OBIS Inventory Grows
Perhaps the foremost legacy of the inaugural Census will be the geographical information system it is creating for all data about marine life where the species of the specimen and the place it was observed are reliably recorded.
A $9.5 million meta-database, the Ocean Biogeographical Information System (OBIS), now links 60 databases containing 8.4 million taxonomic records (species, date, latitude, longitude, and depth found), an increase of 62% from 5.2 million records last year.
OBIS today contains more than 40,000 of an estimated 230,000 marine species described in science literature so far (which may only represent only one-tenth of all marine species in existence).
Of the 40,000 species of all types inventoried, 78 are marine fish newly added in the first 11 months of 2005, an average of 6.5 species added monthly. The total number of marine fish species in the database is now 15,717.

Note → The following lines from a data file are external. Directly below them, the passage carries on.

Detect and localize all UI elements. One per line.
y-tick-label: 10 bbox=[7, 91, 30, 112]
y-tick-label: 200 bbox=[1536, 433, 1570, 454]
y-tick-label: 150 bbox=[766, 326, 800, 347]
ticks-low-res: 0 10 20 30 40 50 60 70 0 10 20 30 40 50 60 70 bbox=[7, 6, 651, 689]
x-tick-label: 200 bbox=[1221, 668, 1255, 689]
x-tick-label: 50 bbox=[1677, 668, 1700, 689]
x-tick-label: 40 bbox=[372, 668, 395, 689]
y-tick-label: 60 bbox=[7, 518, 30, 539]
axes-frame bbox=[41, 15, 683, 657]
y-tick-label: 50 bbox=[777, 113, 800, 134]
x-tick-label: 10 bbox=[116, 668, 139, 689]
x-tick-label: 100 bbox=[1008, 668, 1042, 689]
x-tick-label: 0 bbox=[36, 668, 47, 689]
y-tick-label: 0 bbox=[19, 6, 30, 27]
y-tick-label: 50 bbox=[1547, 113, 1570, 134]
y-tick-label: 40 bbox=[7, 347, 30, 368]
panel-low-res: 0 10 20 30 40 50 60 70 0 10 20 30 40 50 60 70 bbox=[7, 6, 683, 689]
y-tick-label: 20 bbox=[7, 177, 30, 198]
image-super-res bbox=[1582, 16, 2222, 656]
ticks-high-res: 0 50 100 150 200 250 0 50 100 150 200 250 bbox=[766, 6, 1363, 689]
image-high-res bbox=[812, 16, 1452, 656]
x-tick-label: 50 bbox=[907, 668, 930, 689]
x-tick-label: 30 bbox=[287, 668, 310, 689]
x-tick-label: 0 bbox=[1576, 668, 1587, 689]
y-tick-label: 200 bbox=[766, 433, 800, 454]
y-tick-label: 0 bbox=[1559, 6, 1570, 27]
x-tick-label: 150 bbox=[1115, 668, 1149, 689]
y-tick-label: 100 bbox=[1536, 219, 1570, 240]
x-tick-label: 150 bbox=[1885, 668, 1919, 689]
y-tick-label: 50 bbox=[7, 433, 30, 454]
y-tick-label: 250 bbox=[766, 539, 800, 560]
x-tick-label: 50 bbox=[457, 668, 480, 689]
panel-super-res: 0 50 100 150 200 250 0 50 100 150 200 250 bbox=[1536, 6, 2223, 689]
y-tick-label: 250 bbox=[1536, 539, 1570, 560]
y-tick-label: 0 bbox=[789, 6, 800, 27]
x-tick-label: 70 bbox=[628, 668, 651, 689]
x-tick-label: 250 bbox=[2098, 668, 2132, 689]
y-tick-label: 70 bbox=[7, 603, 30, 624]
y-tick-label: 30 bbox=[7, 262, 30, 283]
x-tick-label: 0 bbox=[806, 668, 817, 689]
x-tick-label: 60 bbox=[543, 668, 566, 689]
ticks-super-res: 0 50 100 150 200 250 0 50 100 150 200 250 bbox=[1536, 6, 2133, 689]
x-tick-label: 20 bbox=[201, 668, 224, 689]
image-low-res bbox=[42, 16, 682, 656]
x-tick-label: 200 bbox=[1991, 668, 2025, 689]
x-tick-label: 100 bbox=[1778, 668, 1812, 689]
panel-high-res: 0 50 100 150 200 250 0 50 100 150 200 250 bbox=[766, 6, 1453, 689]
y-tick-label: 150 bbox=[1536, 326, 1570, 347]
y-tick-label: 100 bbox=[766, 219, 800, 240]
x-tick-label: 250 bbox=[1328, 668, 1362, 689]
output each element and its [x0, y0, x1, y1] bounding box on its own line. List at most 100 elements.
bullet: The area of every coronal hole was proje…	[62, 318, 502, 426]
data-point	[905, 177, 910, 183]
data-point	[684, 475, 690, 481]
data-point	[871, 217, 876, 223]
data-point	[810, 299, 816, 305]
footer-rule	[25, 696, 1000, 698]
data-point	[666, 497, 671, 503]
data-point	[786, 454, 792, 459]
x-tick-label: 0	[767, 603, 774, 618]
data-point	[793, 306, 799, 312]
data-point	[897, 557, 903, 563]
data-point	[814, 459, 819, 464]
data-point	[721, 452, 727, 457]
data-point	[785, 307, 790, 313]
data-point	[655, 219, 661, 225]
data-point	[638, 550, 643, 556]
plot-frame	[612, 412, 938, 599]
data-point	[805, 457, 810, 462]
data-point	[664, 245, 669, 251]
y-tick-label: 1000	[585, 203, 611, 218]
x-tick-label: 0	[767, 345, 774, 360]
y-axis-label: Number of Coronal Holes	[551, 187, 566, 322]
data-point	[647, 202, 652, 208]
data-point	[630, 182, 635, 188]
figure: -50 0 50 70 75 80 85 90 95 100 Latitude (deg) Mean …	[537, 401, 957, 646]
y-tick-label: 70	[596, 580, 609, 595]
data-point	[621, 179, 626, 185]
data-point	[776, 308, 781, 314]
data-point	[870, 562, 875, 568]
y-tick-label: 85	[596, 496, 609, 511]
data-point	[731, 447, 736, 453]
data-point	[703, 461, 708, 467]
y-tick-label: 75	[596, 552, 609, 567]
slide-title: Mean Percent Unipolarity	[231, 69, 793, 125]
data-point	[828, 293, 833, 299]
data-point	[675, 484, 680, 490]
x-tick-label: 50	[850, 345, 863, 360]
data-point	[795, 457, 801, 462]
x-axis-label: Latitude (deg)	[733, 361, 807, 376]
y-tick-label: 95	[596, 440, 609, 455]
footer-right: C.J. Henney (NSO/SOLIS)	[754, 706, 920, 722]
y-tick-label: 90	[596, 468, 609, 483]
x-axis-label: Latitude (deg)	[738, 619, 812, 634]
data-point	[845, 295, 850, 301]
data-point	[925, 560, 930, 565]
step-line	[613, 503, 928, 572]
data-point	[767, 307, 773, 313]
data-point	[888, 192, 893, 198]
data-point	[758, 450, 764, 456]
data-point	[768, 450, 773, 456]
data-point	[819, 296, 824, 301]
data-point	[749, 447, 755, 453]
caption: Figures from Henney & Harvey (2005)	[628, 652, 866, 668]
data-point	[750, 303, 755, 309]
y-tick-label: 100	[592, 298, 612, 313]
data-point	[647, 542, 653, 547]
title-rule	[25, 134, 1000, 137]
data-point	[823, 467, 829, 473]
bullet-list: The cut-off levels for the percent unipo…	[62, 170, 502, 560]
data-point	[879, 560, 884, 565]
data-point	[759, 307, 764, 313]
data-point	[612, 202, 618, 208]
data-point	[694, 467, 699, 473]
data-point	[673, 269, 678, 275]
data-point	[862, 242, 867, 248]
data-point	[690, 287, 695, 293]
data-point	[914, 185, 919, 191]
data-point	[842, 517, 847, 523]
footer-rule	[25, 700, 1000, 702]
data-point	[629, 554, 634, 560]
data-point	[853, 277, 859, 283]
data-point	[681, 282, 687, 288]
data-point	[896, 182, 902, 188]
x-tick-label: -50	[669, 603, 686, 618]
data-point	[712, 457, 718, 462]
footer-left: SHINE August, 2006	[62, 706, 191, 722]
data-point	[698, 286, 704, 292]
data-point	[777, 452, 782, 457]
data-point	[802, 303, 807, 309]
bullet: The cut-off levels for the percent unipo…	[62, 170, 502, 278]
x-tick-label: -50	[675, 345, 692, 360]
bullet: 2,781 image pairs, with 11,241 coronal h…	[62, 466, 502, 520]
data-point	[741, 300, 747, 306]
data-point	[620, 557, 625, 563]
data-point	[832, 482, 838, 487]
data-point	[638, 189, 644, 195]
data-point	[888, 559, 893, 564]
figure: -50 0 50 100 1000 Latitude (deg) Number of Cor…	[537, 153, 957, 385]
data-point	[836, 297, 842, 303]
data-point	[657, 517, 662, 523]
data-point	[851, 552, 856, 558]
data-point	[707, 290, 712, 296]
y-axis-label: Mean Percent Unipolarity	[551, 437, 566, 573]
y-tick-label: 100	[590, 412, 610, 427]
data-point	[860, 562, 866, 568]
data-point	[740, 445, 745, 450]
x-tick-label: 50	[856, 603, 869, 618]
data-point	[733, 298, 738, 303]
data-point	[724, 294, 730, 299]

OBIS (www.iobis.org) is intended to become the world’s primary source of species distribution data – essential to knowing if a species is rare or common, where an alien invasive species originated, and if certain ocean areas are species hotspots that merit special protection. Ten regional nodes were established in 2005 to make it easier for users around the world both to deposit and access data.
Best represented species: some 80% of known fish and other marine vertebrates, as well as anemones and corals, are now included in the OBIS catalogue of life.
Census of Marine Life sponsors:
Support for the Census of Marine Life comes from government agencies concerned with science, environment, and fisheries in a growing list of nations as well as from private foundations and companies. The Census is associated or affiliated with several intergovernmental international organizations including the Intergovernmental Oceanographic Commission of the UN, the Food and Agriculture Organization of the UN, the UN Environment Programme and its World Conservation Monitoring Centre, the Global Biodiversity Information Facility, the International Council for the Exploration of the Seas, and the North Pacific Marine Science Organization. It is also affiliated with international nongovernmental organizations including the Scientific Committee on Oceanic Research and the International Association of Biological Oceanography of the International Council for Science. The Census is led by an independently constituted international Scientific Steering Committee whose members serve in their individual capacities and a growing set of national and regional implementation committees.